Both Hugghins and Prince agreed a less hard-line approach toward alcohol consumption seems to reflect a more honest approach to Scripture, but both quickly added the Bible clearly condemns drunkenness.

“We should quit overselling it and quit over-stating the case. We should quit making absolutes out of cultural preferences,” Hugghins said.

Still, Prince noted, it “could be a double-edged sword” if some people interpret a less-than-absolute position against alcohol as an excuse to indulge.

Bobby Broyles, pastor of First Baptist Church in Ballinger, fears that’s exactly how many young people interpret their parents’ permissive attitudes toward alcohol—and their apathetic attitude toward underage drinking.

“It’s a pervasive problem, but too many people don’t think it’s a problem,” he said, noting underage drinking may be even worse in fairly isolated rural communities than in metropolitan areas usually associated with substance abuse.

In fact, he noted, the problem has become so significant in Ballinger the school district is considering a range of responses, including possible mandatory drug tests.

If that happens, the school district first will have to schedule a series of public hearings on the issue.

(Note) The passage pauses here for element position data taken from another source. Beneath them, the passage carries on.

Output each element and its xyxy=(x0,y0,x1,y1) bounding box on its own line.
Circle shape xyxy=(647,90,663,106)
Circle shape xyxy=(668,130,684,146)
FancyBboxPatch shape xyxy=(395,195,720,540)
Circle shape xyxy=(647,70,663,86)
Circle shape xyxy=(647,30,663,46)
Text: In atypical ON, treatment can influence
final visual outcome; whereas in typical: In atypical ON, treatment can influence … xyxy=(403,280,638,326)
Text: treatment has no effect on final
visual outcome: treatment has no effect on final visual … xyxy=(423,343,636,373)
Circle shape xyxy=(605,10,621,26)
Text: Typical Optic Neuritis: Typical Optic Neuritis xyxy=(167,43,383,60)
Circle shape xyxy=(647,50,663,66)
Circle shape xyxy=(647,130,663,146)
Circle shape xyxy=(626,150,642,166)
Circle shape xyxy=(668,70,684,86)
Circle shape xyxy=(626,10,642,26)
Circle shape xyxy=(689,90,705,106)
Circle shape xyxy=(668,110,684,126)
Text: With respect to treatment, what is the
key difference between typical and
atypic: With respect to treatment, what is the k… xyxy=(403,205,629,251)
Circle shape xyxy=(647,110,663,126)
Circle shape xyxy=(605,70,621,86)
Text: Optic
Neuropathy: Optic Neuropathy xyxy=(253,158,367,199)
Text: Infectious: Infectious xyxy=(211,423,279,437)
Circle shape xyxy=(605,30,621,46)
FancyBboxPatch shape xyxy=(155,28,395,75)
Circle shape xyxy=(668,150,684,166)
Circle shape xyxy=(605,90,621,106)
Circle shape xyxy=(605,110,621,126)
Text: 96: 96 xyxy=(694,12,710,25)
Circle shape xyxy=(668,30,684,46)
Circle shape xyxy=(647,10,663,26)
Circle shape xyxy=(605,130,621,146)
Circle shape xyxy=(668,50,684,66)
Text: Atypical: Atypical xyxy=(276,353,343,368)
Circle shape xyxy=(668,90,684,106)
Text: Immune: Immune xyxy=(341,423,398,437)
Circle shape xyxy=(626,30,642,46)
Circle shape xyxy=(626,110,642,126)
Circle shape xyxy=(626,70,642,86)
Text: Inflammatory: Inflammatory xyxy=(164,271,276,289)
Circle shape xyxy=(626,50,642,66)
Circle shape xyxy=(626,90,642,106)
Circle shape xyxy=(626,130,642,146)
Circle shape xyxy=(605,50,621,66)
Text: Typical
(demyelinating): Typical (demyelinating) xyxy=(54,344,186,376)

Broyles sees that as an opportunity for First Baptist Church members to educate their neighbors about the dangers of drugs and alcohol.

“We have about 400 family units in our junior high and high school. What if we trained 40 people or 40 couples about drugs and alcohol, and then we went them into the community to make 400 home visits?” he asked. “We could invite people to the public hearings, and use it as an occasion to talk with them about the problem.”

Knowing how to take a firm stand against something destructive without making it into “forbidden fruit” that seems irresistibly attractive can be challenging, Broyles noted. Even so, he hopes Baptists don’t water down their views on alcohol consumption too much.

“I’d hate to think we’re softening our stand on this issue when it’s causing such untold problems in families—when it’s at the root of so much physical abuse, emotional abuse and sexual abuse,” he said.